We ran the engine for 687.5 hours and burned 1385 gallons total for the trip. This gave us a burn rate of about 2 gallons per hour, though that includes trolling, docking, etc - our average fuel burn at 6.5-7kts was about 2.25 gallons per hour. Overall we got about 2.7 nautical miles to the gallon - not too bad for a 45 ton boat. The sails worked really well for stabilizing with winds in the teens or better and, in one measured test underway between Ketchikan and Meyers Chuck, cut our fuel consumption in half with steady 25 knot winds coming from an ideal direction. We need to work on the rigging though- it was hard to get proper trim sometimes with the headsail. Other than our little fuel solenoid glitch, our little ship ran flawlessly throughout the trip, and never let us down.
We brought a little Honda 2000EU generator just in case, but we found that our solar (along with charging from the engine alternator when underway) kept our house batteries topped off just fine, running the freezer, reefer, and all our other electrical needs.
The Spectra Cape Horn watermaker worked well throughout the cruise and gave us basically unlimited fresh water with very little maintenance required.
Anchor gear (120lb Rocna anchor and 300 feet of 3/8 G4 chain on a big Hydraulic winch) was completely reliable. We only failed to set once in heavy kelp - we were tired and not very patient. Otherwise our anchor set quick and never dragged. The deepest we anchored was in about 100ft of water (well protected anchorage in settled conditions), otherwise, most of our anchorages fell in the 40-70 ft range in clay/mud or sand/shells.
The Achilles dinghy with 15hp Tohatsu motor was a workhorse and served us well for exploring, fishing, provisioning, etc.
There were a few things that made this trip possible for us (and for which we are very grateful):
The generous "cruising policy" at our homeport of Galilee Harbor.
My work, which allowed me a summertime Leave of Absence.
Our boat, which was reliable and economical to operate, and which kept us safe and comfortable throughout our travels.
Sue's Dad for help at home with mail and other misc. unexpected things that popped up.
Our excellent crew for the long passages between SF Bay and Puget Sound!
Not sure what our next cruise will be (there are some logistics to workout before we head out for a longer trip than the one we just completed), but a short hop back down to the Channel Islands next summer is on our minds right now...

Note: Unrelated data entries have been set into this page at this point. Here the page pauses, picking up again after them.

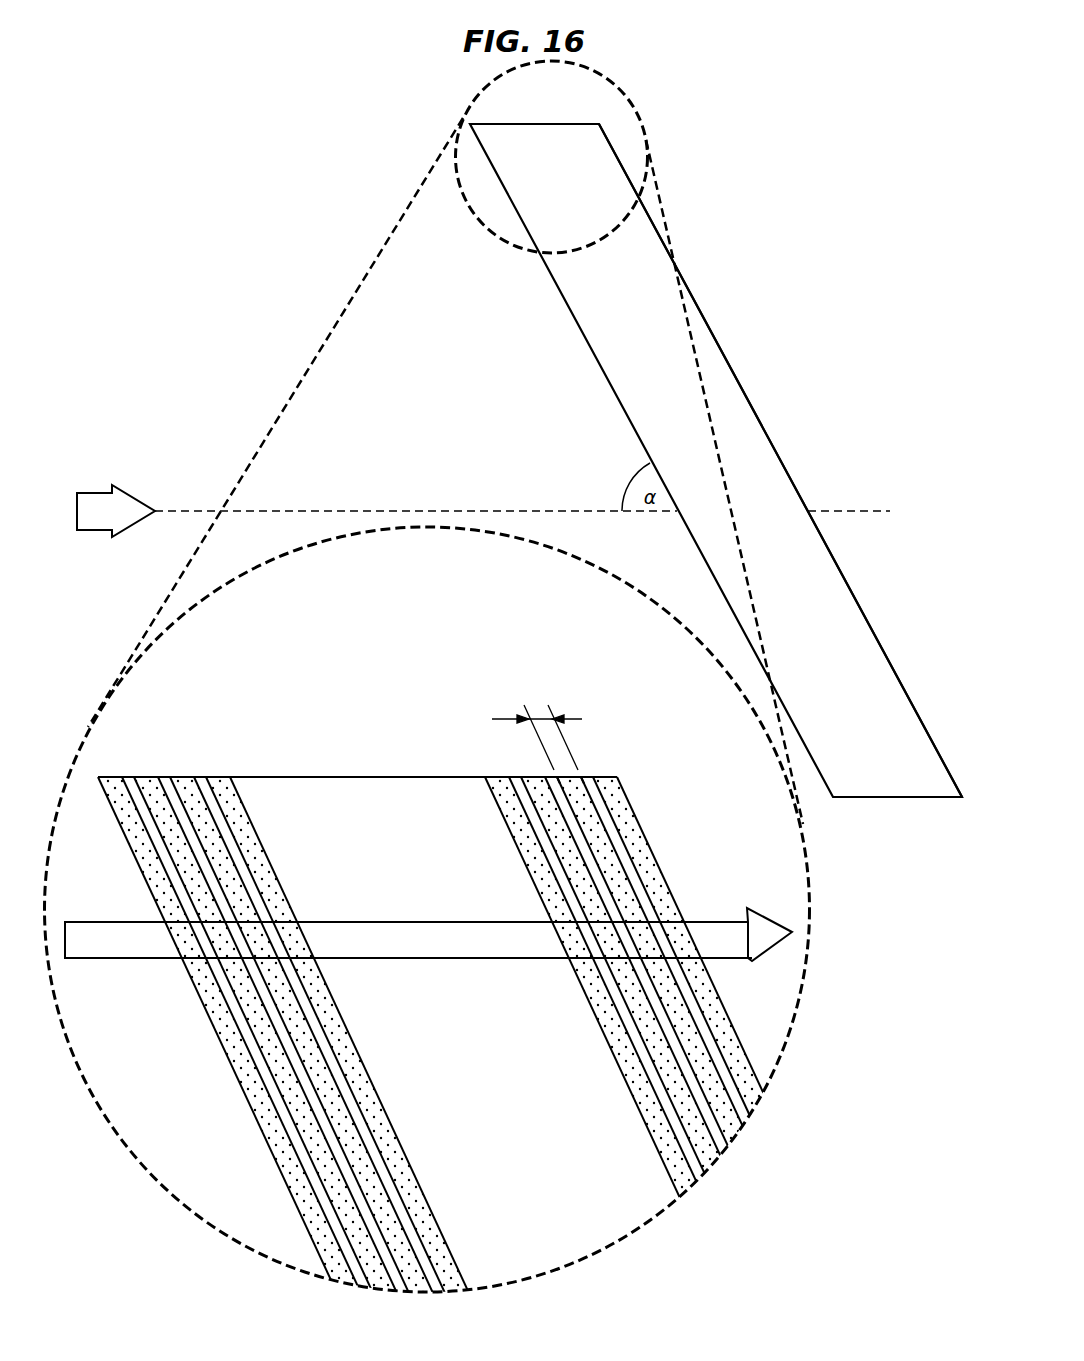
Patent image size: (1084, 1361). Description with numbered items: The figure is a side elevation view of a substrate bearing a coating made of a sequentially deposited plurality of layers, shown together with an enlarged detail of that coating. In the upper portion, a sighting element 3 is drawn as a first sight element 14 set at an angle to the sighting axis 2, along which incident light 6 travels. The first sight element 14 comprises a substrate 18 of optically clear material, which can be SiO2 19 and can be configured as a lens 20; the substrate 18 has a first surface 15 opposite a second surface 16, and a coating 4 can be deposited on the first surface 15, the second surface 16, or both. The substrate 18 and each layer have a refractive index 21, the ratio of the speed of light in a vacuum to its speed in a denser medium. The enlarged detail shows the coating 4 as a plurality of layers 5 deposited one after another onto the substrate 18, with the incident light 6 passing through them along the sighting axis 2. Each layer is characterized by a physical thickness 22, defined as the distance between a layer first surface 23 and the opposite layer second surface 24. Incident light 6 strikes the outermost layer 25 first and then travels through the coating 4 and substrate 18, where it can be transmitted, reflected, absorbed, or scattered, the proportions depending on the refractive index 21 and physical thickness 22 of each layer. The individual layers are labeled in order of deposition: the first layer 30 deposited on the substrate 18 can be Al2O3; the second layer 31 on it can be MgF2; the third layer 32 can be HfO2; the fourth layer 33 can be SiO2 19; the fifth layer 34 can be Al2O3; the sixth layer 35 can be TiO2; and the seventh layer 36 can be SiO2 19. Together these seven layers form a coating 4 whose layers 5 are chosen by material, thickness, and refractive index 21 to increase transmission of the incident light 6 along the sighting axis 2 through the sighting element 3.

The sighting axis 2 is at (308, 511).
The sighting element 3 is at (750, 222).
The coating 4 is at (285, 1003).
The plurality of layers 5 is at (285, 1003).
The incident light 6 is at (115, 719).
The first sight element 14 is at (780, 460).
The first surface 15 is at (351, 1011).
The second surface 16 is at (506, 825).
The substrate 18 is at (716, 460).
The SiO2 19 is at (794, 661).
The lens 20 is at (743, 372).
The refractive index 21 is at (428, 934).
The physical thickness 22 is at (536, 719).
The layer first surface 23 is at (581, 788).
The layer second surface 24 is at (558, 786).
The outermost layer 25 is at (268, 1123).
The first layer 30 is at (683, 1160).
The second layer 31 is at (700, 1177).
The third layer 32 is at (715, 1158).
The fourth layer 33 is at (725, 1147).
The fifth layer 34 is at (727, 1129).
The sixth layer 35 is at (747, 1122).
The seventh layer 36 is at (758, 1104).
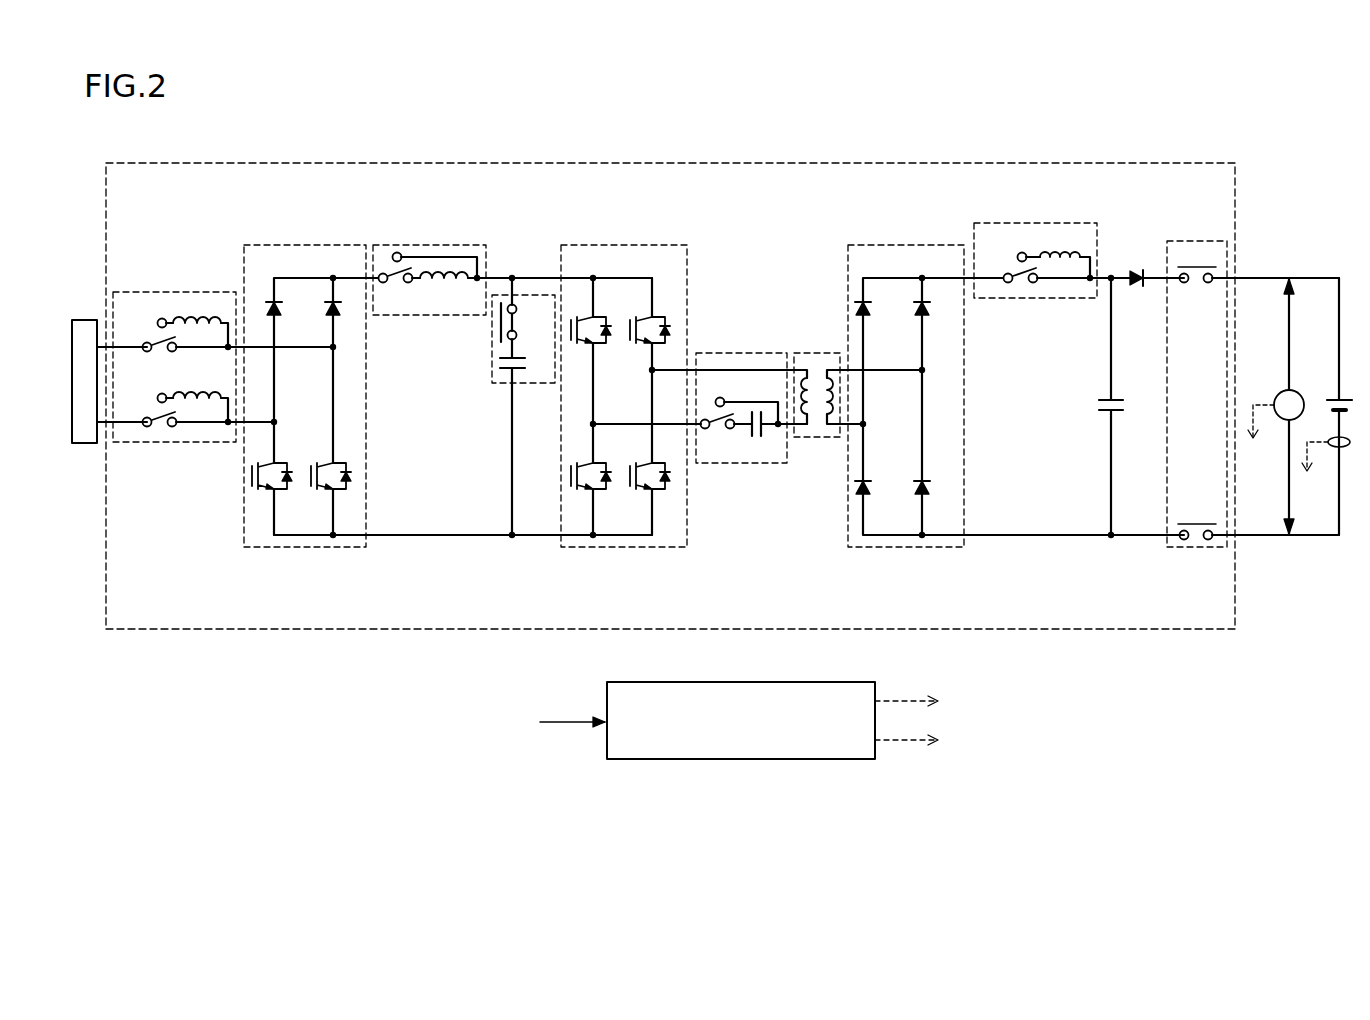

Not sure if it's harder to leave or come back - both take a lot of mental & physical effort. Been home for only a few days and already the trip seems a bit like a dream. Yesterday while being sandwiched in a muni car like a sardine (it was worth it to see the new Chase center) I had to close my eyes and conjure the open spaces and fresh air we took for granted all summer. There are some things that are harder: having to provision in different locations, laundromats (machines in various states of decay and crazy costs), timed showers, missing friends and family. But the positives outweigh all that. Discovering a beautiful anchorage, seeing a pod of dolphins or whales feed, meeting new friends on a friendly dock, taking a lovely hike through a pristine forest, looking at all the cool boats that surround you. You quickly find yourself falling into a daily routine that makes you ponder how you want to spend the rest of your time. For every one place you visit you learn about three others that sound interesting. We met many cruisers who go up every year to cruise around - we were asked numerous times if we would back in the Pacific NW next summer. Unfortunately the answer for next season is no, however in the coming years that will hopefully change.